Grandfather’s voice said, “Keep going the way you were. Few miles
on, over that rise where the rock sticks out, there’s water.”
Jesse said, “Wado, eduda,” and then, as Bradley looked strangely at
him, “Come on. This way.”
Bradley snorted. “Long way from home, aren’t you, to be pulling that
Indian crap? I mean, it’s not like you’re an Arab.” But then, when Jesse
started walking away without looking back, “Oh, Christ, why not? Lead on,
Tonto.”
* * * *
Grandfather’s few miles turned out to be very long ones, and, despite the
apparent flatness of the desert, uphill all the way. The ground was hard as
concrete and littered with sharp rocks. Stretches of yielding sand slowed
their feet and filled their shoes. It was almost three hours before they
reached the stony crest of the rise and saw the place.

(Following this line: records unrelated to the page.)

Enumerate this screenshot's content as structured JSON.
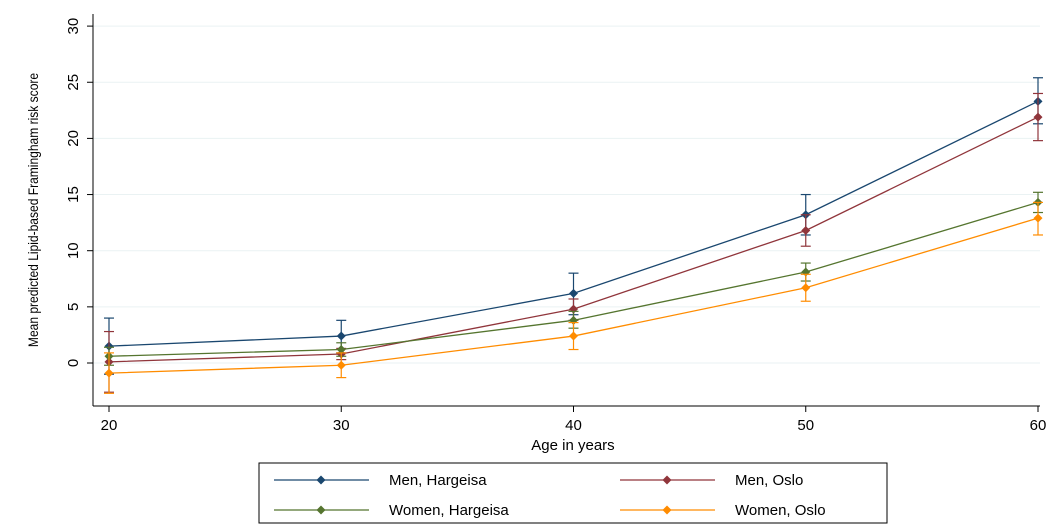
{
  "chart_data": {
    "type": "line",
    "xlabel": "Age in years",
    "ylabel": "Mean predicted Lipid-based Framingham risk score",
    "x": [
      20,
      30,
      40,
      50,
      60
    ],
    "xlim": [
      20,
      60
    ],
    "ylim": [
      -3.5,
      30
    ],
    "xticks": [
      "20",
      "30",
      "40",
      "50",
      "60"
    ],
    "yticks": [
      "0",
      "5",
      "10",
      "15",
      "20",
      "25",
      "30"
    ],
    "grid": "horizontal",
    "legend_position": "bottom",
    "series": [
      {
        "name": "Men, Hargeisa",
        "color": "#1a476f",
        "values": [
          1.5,
          2.4,
          6.2,
          13.2,
          23.3
        ],
        "ci_low": [
          -1.0,
          0.9,
          4.3,
          11.4,
          21.3
        ],
        "ci_high": [
          4.0,
          3.8,
          8.0,
          15.0,
          25.4
        ]
      },
      {
        "name": "Men, Oslo",
        "color": "#90353b",
        "values": [
          0.1,
          0.8,
          4.8,
          11.8,
          21.9
        ],
        "ci_low": [
          -2.6,
          0.3,
          3.8,
          10.4,
          19.8
        ],
        "ci_high": [
          2.8,
          1.3,
          5.7,
          13.2,
          24.0
        ]
      },
      {
        "name": "Women, Hargeisa",
        "color": "#55752f",
        "values": [
          0.6,
          1.2,
          3.8,
          8.1,
          14.3
        ],
        "ci_low": [
          -0.2,
          0.6,
          3.1,
          7.3,
          13.4
        ],
        "ci_high": [
          1.4,
          1.8,
          4.6,
          8.9,
          15.2
        ]
      },
      {
        "name": "Women, Oslo",
        "color": "#ff8c00",
        "values": [
          -0.9,
          -0.2,
          2.4,
          6.7,
          12.9
        ],
        "ci_low": [
          -2.7,
          -1.3,
          1.2,
          5.5,
          11.4
        ],
        "ci_high": [
          0.9,
          0.9,
          3.6,
          7.9,
          14.3
        ]
      }
    ]
  }
}
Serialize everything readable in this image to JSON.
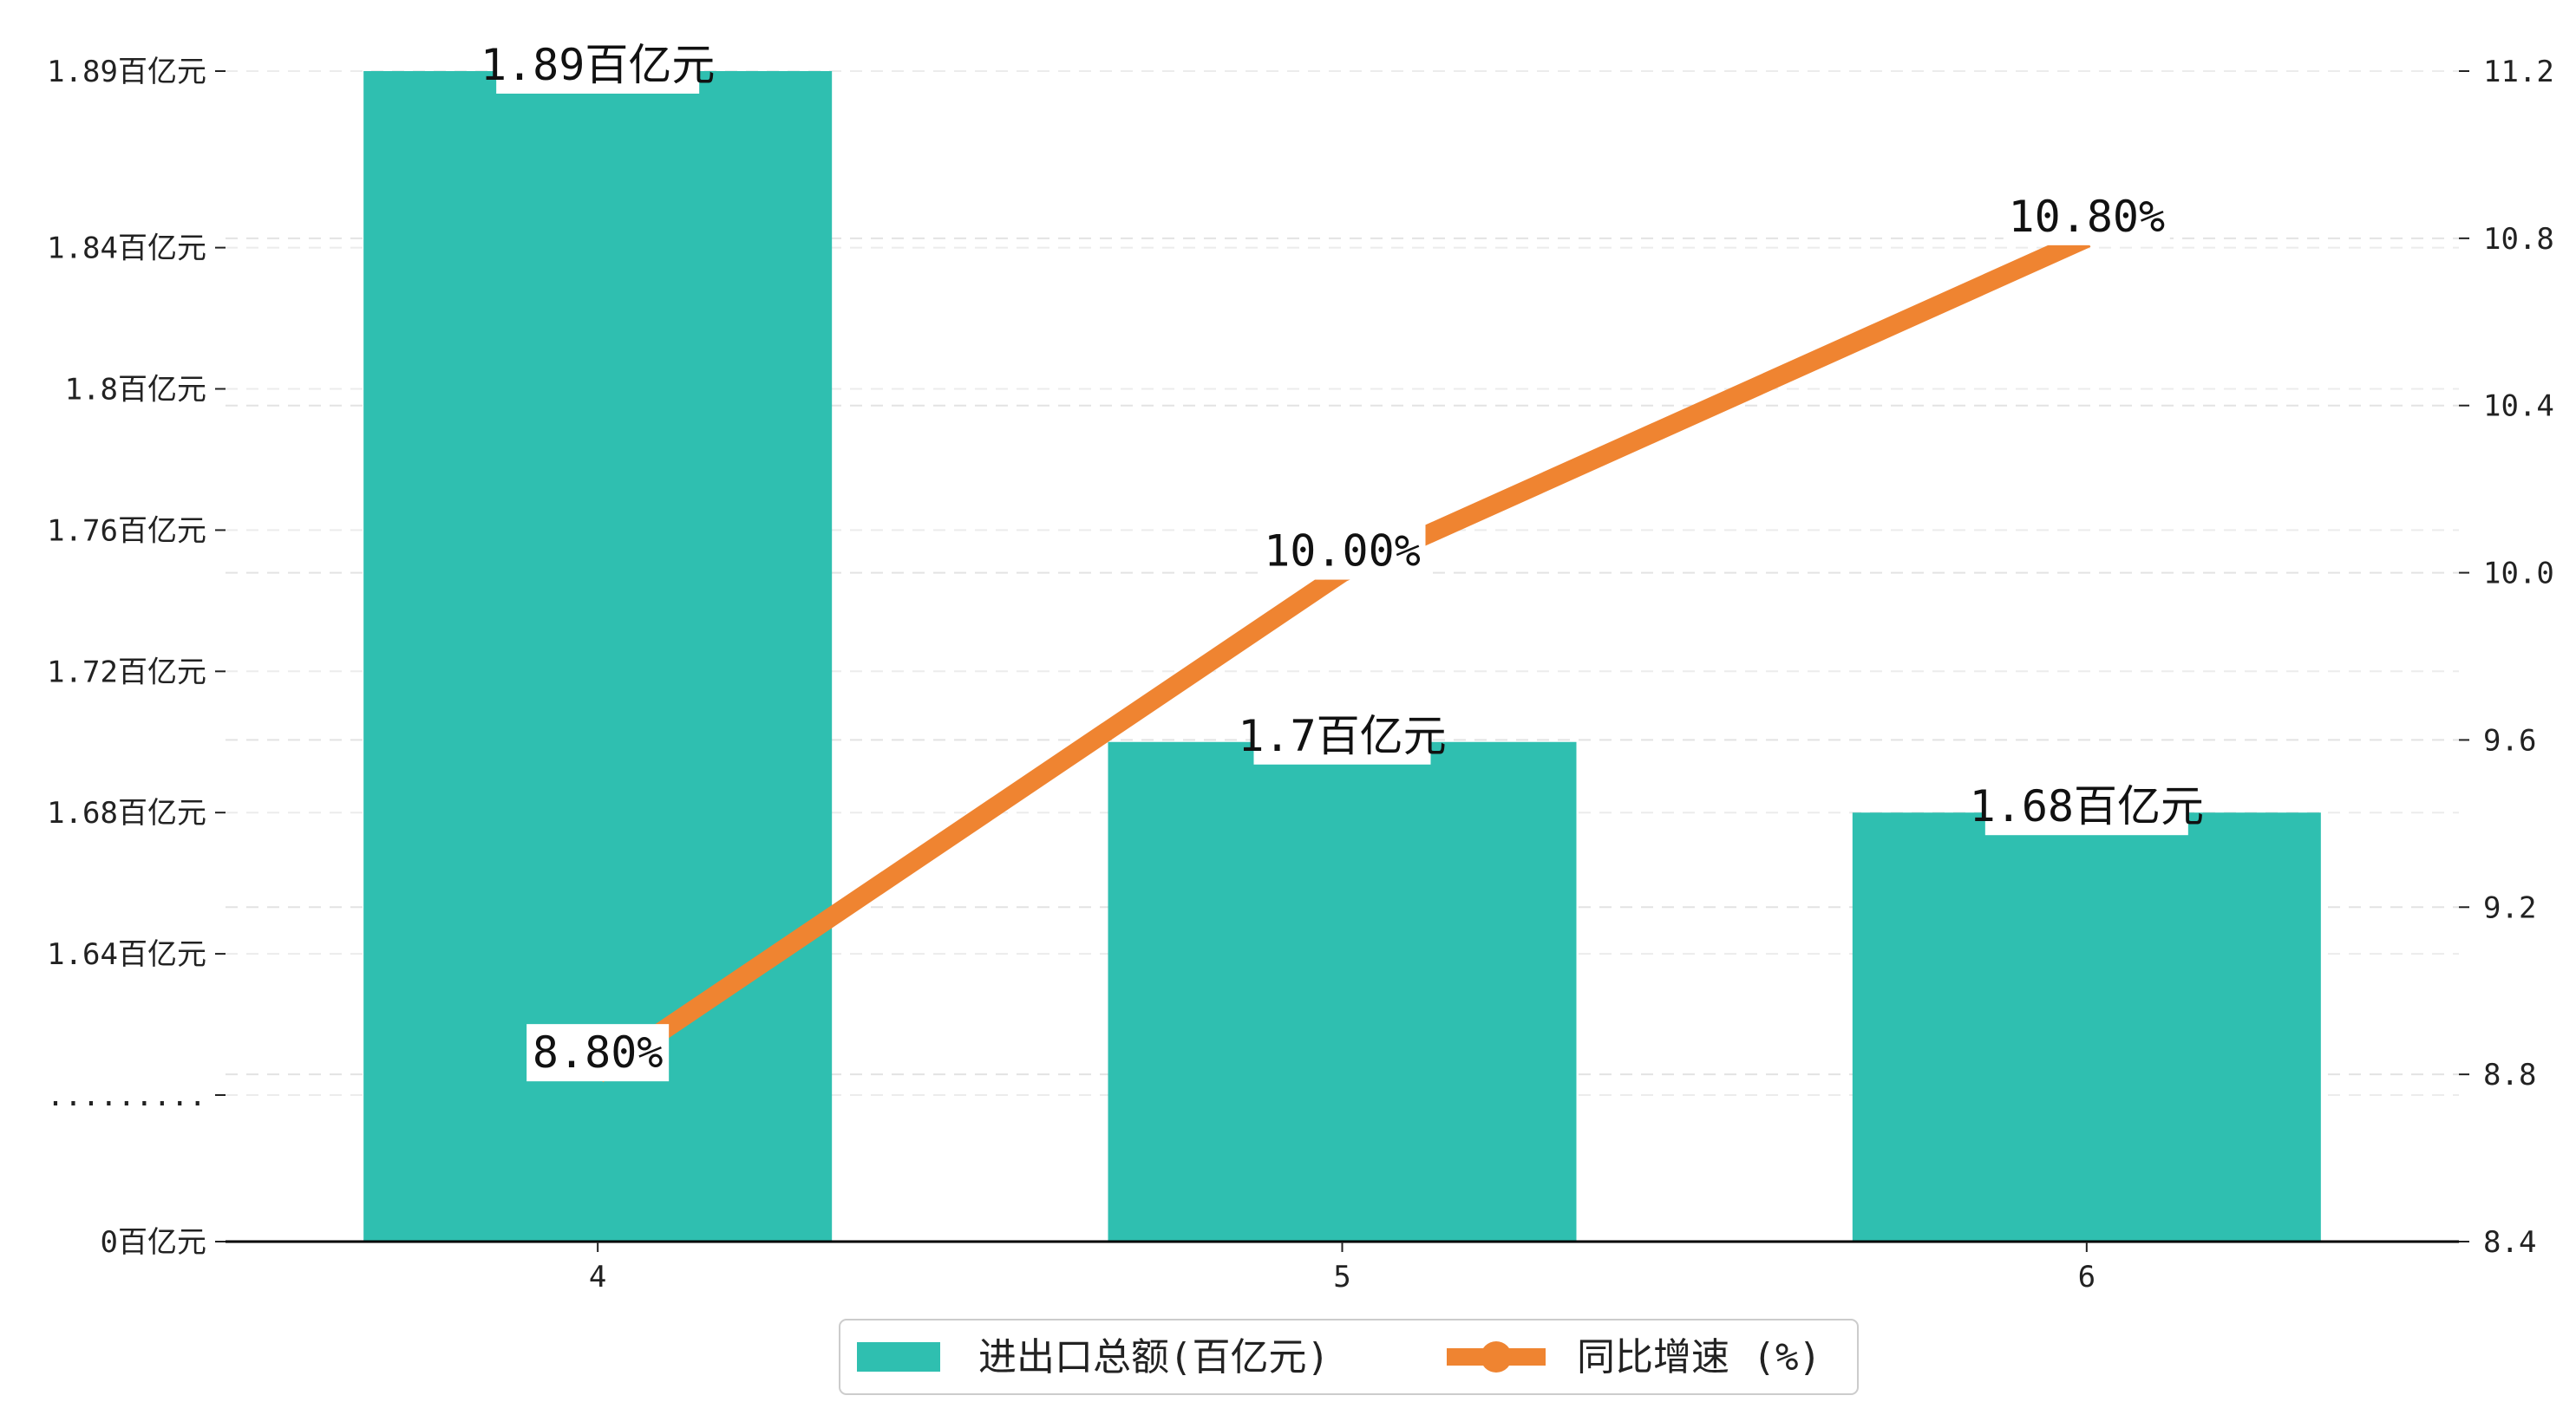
{
  "chart_data": {
    "type": "bar",
    "categories": [
      "4",
      "5",
      "6"
    ],
    "series": [
      {
        "name": "进出口总额(百亿元)",
        "type": "bar",
        "axis": "left",
        "values": [
          1.89,
          1.7,
          1.68
        ],
        "labels": [
          "1.89百亿元",
          "1.7百亿元",
          "1.68百亿元"
        ],
        "color": "#2fbfb0"
      },
      {
        "name": "同比增速 (%)",
        "type": "line",
        "axis": "right",
        "values": [
          8.8,
          10.0,
          10.8
        ],
        "labels": [
          "8.80%",
          "10.00%",
          "10.80%"
        ],
        "color": "#ef8431"
      }
    ],
    "y_left": {
      "broken_axis": true,
      "ticks": [
        {
          "value": 0,
          "label": "0百亿元"
        },
        {
          "value": 1.6,
          "label": "........."
        },
        {
          "value": 1.64,
          "label": "1.64百亿元"
        },
        {
          "value": 1.68,
          "label": "1.68百亿元"
        },
        {
          "value": 1.72,
          "label": "1.72百亿元"
        },
        {
          "value": 1.76,
          "label": "1.76百亿元"
        },
        {
          "value": 1.8,
          "label": "1.8百亿元"
        },
        {
          "value": 1.84,
          "label": "1.84百亿元"
        },
        {
          "value": 1.89,
          "label": "1.89百亿元"
        }
      ]
    },
    "y_right": {
      "ylim": [
        8.4,
        11.2
      ],
      "ticks": [
        "8.4",
        "8.8",
        "9.2",
        "9.6",
        "10.0",
        "10.4",
        "10.8",
        "11.2"
      ]
    },
    "grid": true,
    "legend_position": "bottom-center"
  }
}
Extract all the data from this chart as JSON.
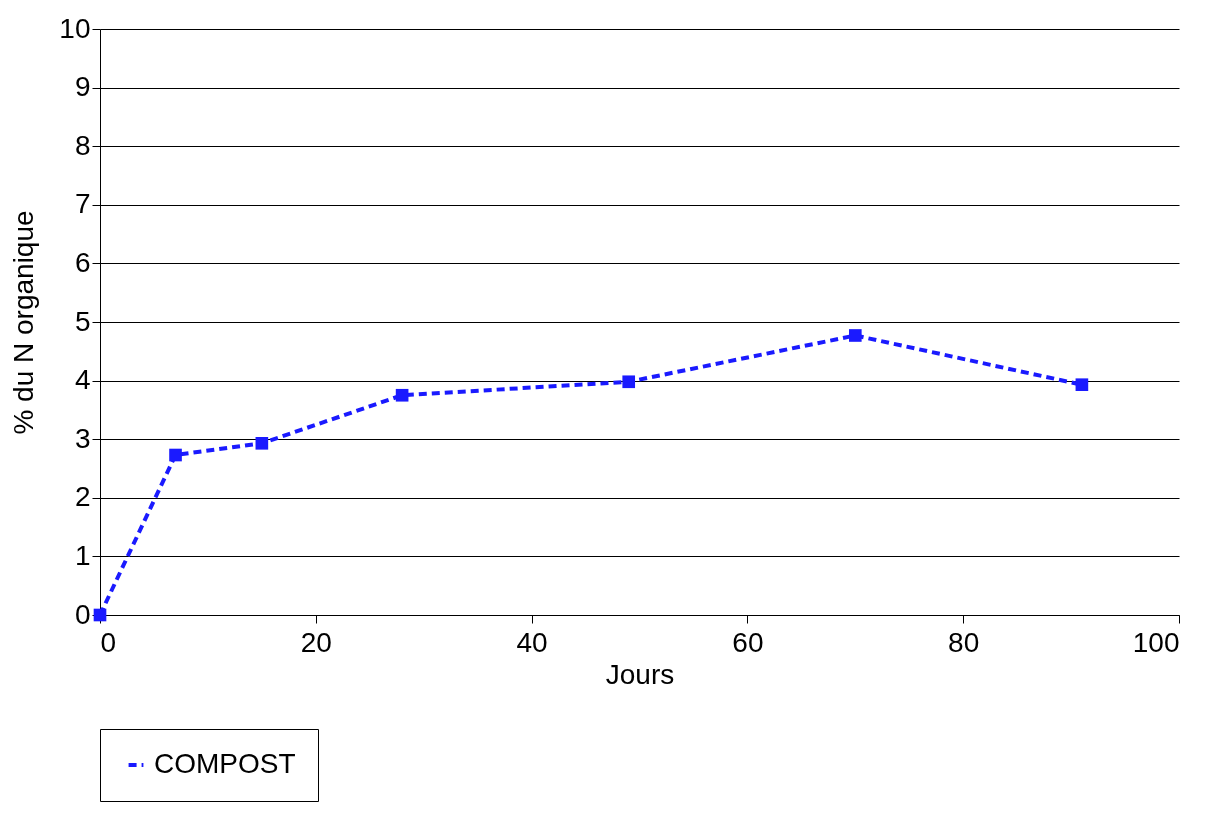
{
  "chart_data": {
    "type": "line",
    "xlabel": "Jours",
    "ylabel": "% du N organique",
    "x": [
      0,
      7,
      15,
      28,
      49,
      70,
      91
    ],
    "series": [
      {
        "name": "COMPOST",
        "color": "#1a1aff",
        "values": [
          0,
          2.73,
          2.93,
          3.75,
          3.98,
          4.77,
          3.93
        ]
      }
    ],
    "xlim": [
      0,
      100
    ],
    "xticks": [
      0,
      20,
      40,
      60,
      80,
      100
    ],
    "ylim": [
      0,
      10
    ],
    "yticks": [
      0,
      1,
      2,
      3,
      4,
      5,
      6,
      7,
      8,
      9,
      10
    ],
    "grid": "y",
    "legend": "bottom",
    "marker": "square",
    "line_style": "dashed"
  }
}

Or a place; it didn’t look at all as Jesse had expected. Somehow he
had pictured a movie-set oasis, a little island of green in the middle of this
sandy nowhere, with palm trees and a pool of cool clear water. Maybe even
some friendly Arabs, tents and camels and accommodating belly dancers .
. . okay, he didn’t really expect that last part, but surely there ought to be
something besides more God-damned rocks and sand. Which, at first, was
all he could see.
Bradley, however, let out a dry-lipped whistle. “How did you know,
Ninekiller? Hate to admit it, but I’m impressed.”